I voted against the TA. Our bargaining team only met with the employer group twice, and then basically rolled over and presented us with a TA that is nothing but givebacks.

I understand that the costs to our current health have shot through the roof -- a 29% jump this year alone -- and that it cannot be maintained and in the long run we will have to move to another plan. But year after year the only thing that we focused on in our bargaining was maintaining the health plan. Now in less than two full bargaining sessions we are caving in. Unacceptable.

Nonetheless, the tentative agreement passed, and it passed by a healthy margin. People are scared and beat down and have no fight left in them. Our union representative, who is also the head of the union local and our chief negotiator with the employer as well as a trustee of our foundering health plan, took the employer's side. The message, simply put, was that we all are a bunch of monkeys easily replaced, and we are lucky to have whatever the employer gives us. So we should shut our fucking traps and take was is being offered pronto.

Needless to say, it was an unpleasant experience. One interesting sidebar was our union representative's opinion that the Affordable Care Act (ACA), a.k.a., Obamacare is proving to be very damaging to union Taft-Hartley regulated health plans. There is a firewall between Taft-Hartley plans and the ACA insurance exchange; they cannot buy insurance on the exchange. Yet the ACA brought a whole host of additional costs, such as covering adult children up to the age of 26.

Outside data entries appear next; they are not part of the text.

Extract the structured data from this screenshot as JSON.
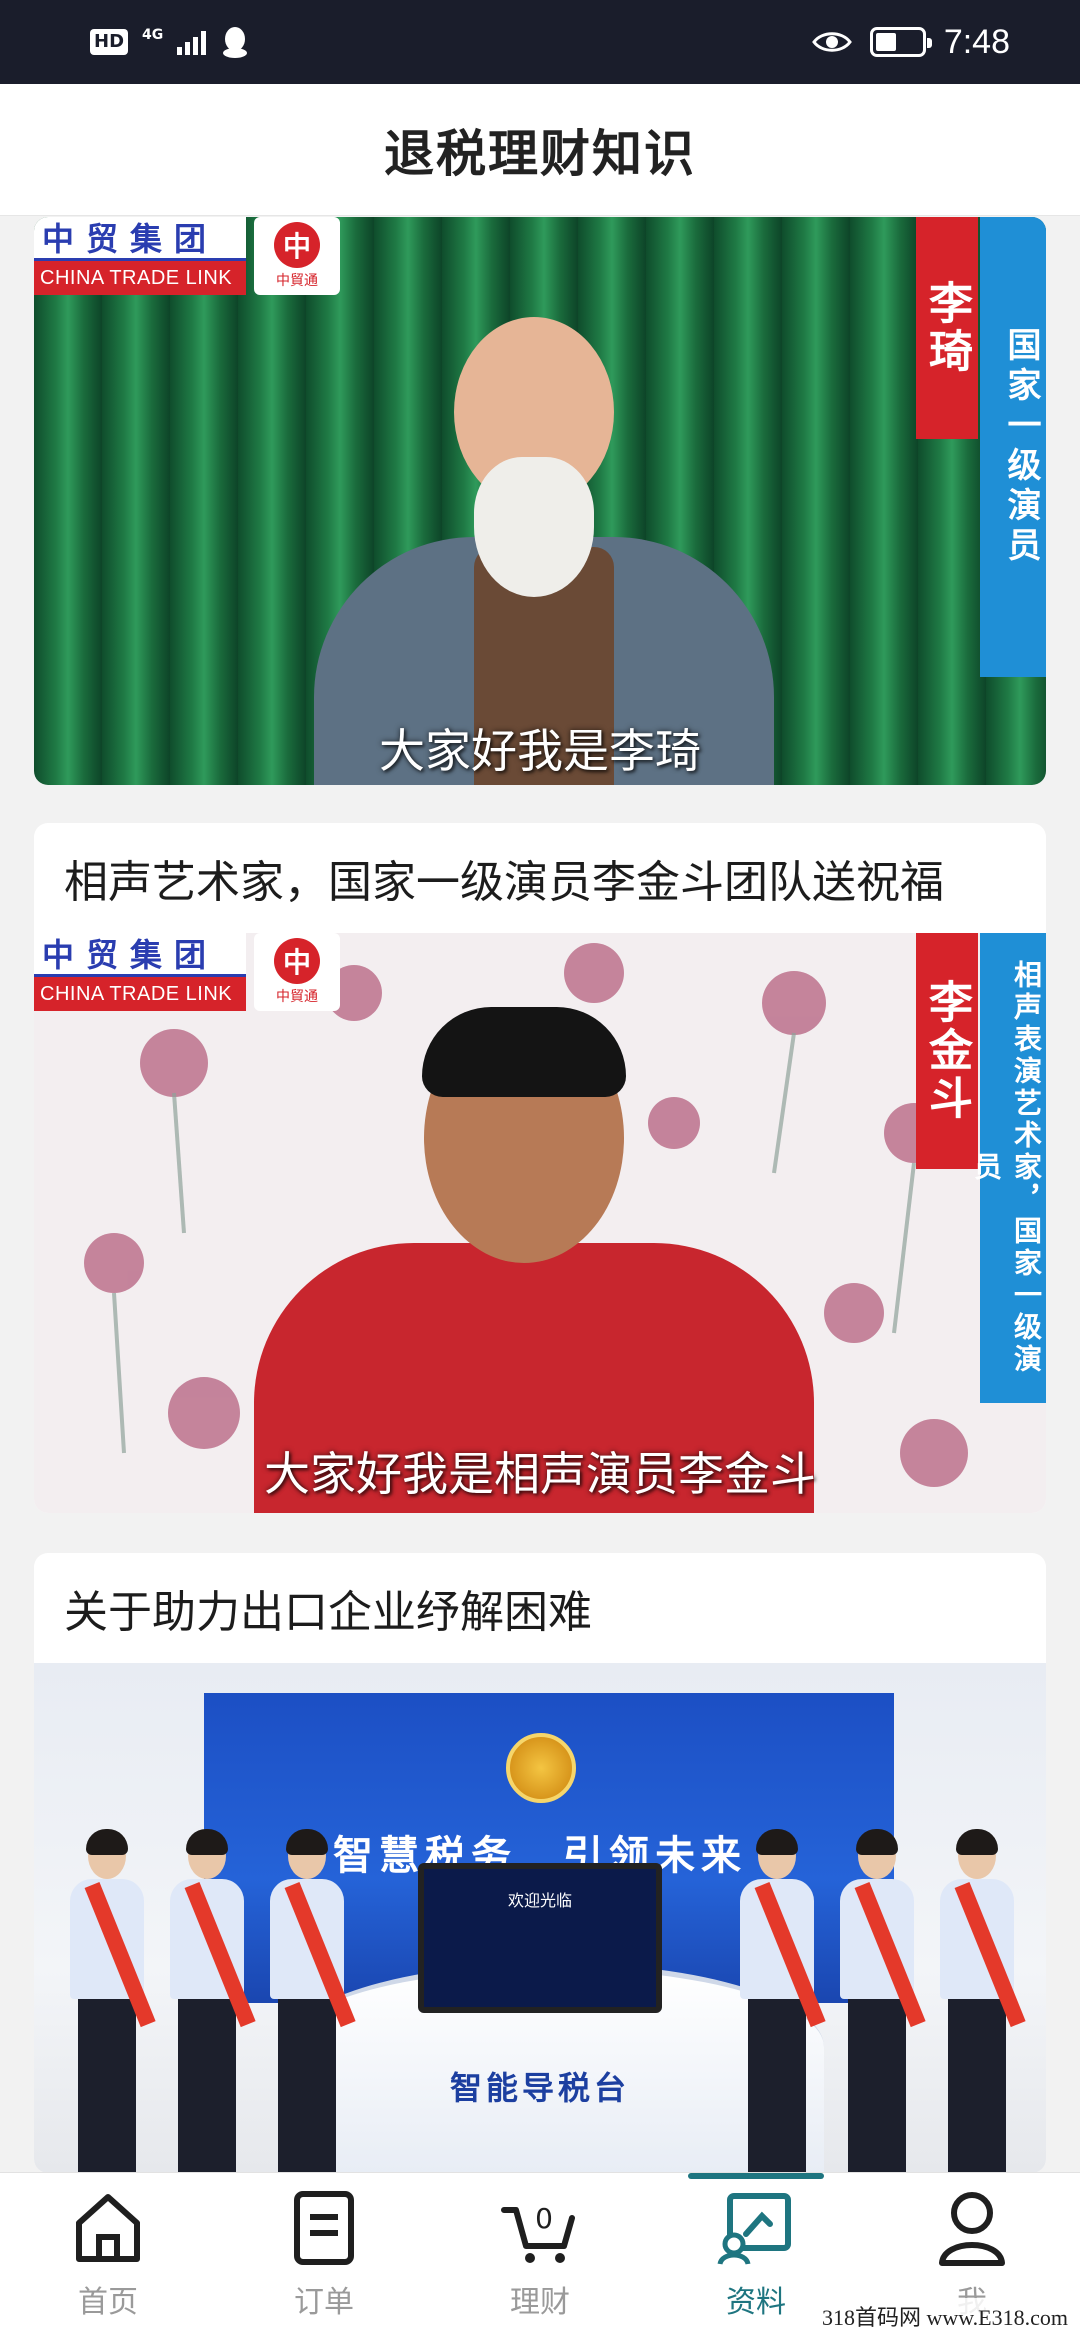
{
  "status_bar": {
    "hd_label": "HD",
    "network_label": "4G",
    "time": "7:48"
  },
  "header": {
    "title": "退税理财知识"
  },
  "feed": {
    "cards": [
      {
        "title": "",
        "brand_zh": "中贸集团",
        "brand_en": "CHINA TRADE LINK",
        "logo_text": "中貿通",
        "logo_mark": "中",
        "name_tag": "李琦",
        "title_tag": "国家一级演员",
        "subtitle": "大家好我是李琦"
      },
      {
        "title": "相声艺术家，国家一级演员李金斗团队送祝福",
        "brand_zh": "中贸集团",
        "brand_en": "CHINA TRADE LINK",
        "logo_text": "中貿通",
        "logo_mark": "中",
        "name_tag": "李金斗",
        "title_tag": "相声表演艺术家，国家一级演员",
        "subtitle": "大家好我是相声演员李金斗"
      },
      {
        "title": "关于助力出口企业纾解困难",
        "slogan": "智慧税务　引领未来",
        "screen_title": "欢迎光临",
        "desk_text": "智能导税台"
      }
    ]
  },
  "bottom_nav": {
    "items": [
      {
        "label": "首页",
        "icon": "home-icon"
      },
      {
        "label": "订单",
        "icon": "order-icon"
      },
      {
        "label": "理财",
        "icon": "cart-icon",
        "badge": "0"
      },
      {
        "label": "资料",
        "icon": "data-icon",
        "active": true
      },
      {
        "label": "我",
        "icon": "user-icon"
      }
    ],
    "active_color": "#1e7580",
    "inactive_color": "#9a9a9a"
  },
  "watermark": "318首码网 www.E318.com"
}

The crowning achievement of the Obama administration, elected with fulsome union support, is Obamacare. Obamacare will be the undoing of a basic foundation of union membership, blue-chip medical coverage. Defined-benefit pensions are almost all gone (see the recent Boeing Machinists' capitulation where they voted to go to a 401(k) plan); now, fully-paid, employer-provided health insurance. Soon belonging to a union will not mean much.

As this reckoning sinks in, the only way Democrats will be able to win elections is solely by tapping plutocrats and playing the big money game. They do this now of course. But they have managed to keep healthy numbers of working people aligned with the party because it is the lesser of two evils. After Obamacare and the death of the unions, this alignment becomes increasingly problematic.

We need new men! We must be inspired by a vision of the future as fecund as Blowup and The Yardbirds of the middle-60s. Right now there is nothing.